「ジャン―――」
 血まみれの腹に手が回され、仰向けだった体が四つん這いにさせられる。寝巻きをひき下ろした指先がすぐに後ろをまさぐり、俺は身をこわばらせた。
「ん、な、ジュリオ、お前、……ッぅ……」
 内側が無理矢理切り開かれる。その異物感と恐怖に、上半身が沈んだ。毛布にしがみついて耐える。
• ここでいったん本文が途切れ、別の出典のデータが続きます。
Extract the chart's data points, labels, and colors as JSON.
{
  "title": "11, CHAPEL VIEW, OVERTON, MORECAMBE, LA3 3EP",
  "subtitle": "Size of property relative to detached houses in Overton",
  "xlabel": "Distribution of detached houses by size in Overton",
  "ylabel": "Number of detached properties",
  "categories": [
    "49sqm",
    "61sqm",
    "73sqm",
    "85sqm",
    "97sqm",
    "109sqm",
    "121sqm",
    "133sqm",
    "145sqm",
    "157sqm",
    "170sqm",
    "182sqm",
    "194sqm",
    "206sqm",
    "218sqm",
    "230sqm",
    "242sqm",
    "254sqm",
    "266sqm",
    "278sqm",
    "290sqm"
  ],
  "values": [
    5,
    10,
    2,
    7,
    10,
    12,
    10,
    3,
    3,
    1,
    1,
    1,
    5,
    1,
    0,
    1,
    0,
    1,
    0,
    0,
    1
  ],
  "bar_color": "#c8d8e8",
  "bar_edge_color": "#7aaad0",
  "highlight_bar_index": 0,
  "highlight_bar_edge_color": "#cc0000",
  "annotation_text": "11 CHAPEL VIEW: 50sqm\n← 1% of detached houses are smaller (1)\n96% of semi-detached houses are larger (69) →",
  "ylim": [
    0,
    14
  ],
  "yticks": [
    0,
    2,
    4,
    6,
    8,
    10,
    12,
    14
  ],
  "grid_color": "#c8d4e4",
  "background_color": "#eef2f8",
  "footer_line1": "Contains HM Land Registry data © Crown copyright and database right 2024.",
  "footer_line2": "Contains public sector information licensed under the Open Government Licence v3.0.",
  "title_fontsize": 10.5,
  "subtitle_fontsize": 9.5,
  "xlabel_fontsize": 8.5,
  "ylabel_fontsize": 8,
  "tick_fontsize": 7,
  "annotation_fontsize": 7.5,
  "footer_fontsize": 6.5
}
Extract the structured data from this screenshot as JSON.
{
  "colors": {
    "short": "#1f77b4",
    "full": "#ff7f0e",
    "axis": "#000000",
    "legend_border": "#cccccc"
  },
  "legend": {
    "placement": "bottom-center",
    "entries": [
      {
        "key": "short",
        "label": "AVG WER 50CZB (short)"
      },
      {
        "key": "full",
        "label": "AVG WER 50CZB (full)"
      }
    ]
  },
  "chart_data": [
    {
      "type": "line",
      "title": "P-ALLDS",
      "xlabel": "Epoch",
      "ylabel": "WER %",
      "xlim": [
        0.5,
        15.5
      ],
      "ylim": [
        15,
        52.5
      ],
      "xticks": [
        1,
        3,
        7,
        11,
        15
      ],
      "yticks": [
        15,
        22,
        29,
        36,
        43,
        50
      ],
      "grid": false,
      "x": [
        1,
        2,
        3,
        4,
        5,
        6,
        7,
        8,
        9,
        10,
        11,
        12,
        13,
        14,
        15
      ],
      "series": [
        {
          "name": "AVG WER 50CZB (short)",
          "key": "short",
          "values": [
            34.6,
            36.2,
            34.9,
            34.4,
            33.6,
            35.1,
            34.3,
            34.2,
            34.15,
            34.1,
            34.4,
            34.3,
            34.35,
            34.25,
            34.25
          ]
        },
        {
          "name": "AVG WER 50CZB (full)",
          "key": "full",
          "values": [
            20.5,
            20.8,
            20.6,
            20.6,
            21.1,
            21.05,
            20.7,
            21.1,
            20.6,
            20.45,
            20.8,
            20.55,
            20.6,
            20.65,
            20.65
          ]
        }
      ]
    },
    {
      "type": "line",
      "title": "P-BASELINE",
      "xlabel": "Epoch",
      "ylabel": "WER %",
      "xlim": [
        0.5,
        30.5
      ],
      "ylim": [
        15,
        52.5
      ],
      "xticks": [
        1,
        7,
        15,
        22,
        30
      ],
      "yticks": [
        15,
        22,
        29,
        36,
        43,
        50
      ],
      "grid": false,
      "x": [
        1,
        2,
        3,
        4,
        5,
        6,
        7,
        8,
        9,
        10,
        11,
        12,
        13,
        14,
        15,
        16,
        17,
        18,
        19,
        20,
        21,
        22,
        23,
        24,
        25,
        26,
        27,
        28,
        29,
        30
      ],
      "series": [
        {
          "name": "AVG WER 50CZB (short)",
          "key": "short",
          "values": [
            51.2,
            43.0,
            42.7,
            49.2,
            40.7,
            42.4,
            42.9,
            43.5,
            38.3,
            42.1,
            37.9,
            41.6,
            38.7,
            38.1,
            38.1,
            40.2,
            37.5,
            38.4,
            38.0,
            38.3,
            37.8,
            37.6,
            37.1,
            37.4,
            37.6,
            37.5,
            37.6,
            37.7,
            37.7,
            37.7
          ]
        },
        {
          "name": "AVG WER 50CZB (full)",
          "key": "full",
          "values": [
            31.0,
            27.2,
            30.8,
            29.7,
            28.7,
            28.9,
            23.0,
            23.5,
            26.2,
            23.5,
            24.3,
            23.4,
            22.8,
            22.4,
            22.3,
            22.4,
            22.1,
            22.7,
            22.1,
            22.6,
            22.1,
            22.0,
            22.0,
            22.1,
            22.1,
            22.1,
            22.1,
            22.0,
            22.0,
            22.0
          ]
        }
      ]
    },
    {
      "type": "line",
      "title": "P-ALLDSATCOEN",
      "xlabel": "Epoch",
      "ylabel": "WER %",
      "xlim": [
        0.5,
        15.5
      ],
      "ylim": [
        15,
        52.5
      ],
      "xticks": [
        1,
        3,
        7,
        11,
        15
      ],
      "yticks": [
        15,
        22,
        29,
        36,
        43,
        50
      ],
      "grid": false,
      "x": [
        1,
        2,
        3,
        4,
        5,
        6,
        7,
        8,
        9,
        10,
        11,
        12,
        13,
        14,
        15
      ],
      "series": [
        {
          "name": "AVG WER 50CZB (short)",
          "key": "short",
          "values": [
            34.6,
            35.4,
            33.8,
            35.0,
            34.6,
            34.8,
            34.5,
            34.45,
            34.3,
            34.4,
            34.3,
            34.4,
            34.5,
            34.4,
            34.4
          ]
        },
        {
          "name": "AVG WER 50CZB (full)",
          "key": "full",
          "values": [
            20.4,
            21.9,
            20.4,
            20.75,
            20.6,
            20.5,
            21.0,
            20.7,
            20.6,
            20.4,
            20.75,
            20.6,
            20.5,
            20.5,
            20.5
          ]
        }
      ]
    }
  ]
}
「ふ……っ、……う―――やっぱり、無理……な、あっ……!」
 力の入らない体が勝手に指先を受け入れるのが怖い。この状態で、荒く息を吐くだけの、いつもの気遣いを持たないジュリオを受け止めたら、俺はバラバラになってしまうんじゃないだろうか。
「だ、めだ、ジュリオ、も、やめ……っ」
「ジャン、ジャンさん……どうして、ですか……俺が一緒じゃ、だめ、ですか……」
「ち、が……んあッ、あ!」
 突然感じるところを押されて、悲鳴を上げる。熱で過敏になっていた神経が一瞬で全身に快感を伝え、俺は震えた。
「わかって、ください……あなたが、ここにいるって、俺は―――」
「や! 押す、なっ……ひ、っ!」
「気持ちよく、しますから―――」
「ん、や、やだ……っ! 放し、ジュリオ、放せ、―――ん!」
 圧迫感が増す。指が増やされたのかもしれない。
 受け入れたいと思う。食い尽くされたら離れなくて済むのにと思う。ただ、体に走る感覚だけが強くなりすぎていて怖い。
 指を突っ込んだまま動きが止まって、ほっとしかけたが、ジュリオが自分を扱いているだけだということに気づいた。
「だ、めだ、って……っ」
 引き抜かれた指の代わりに硬くぬめる感触が押し当てられ、引けた腰を、強い力で固定される。
「一つだ、って、ジャンさんは、言った―――俺のこと、遠ざけようと……置いてこうと、しないで―――」
 ―――今、なんて。
 置いていく、ならわかる。遠ざける、って、どういう意味だ―――?
 よぎった疑問は、強烈な衝撃にかき消された。
「いッ……あ、あ―――!」
 躊躇なく突き刺され、体中がかっと燃え上がる。腹から勝手に声が押し出された。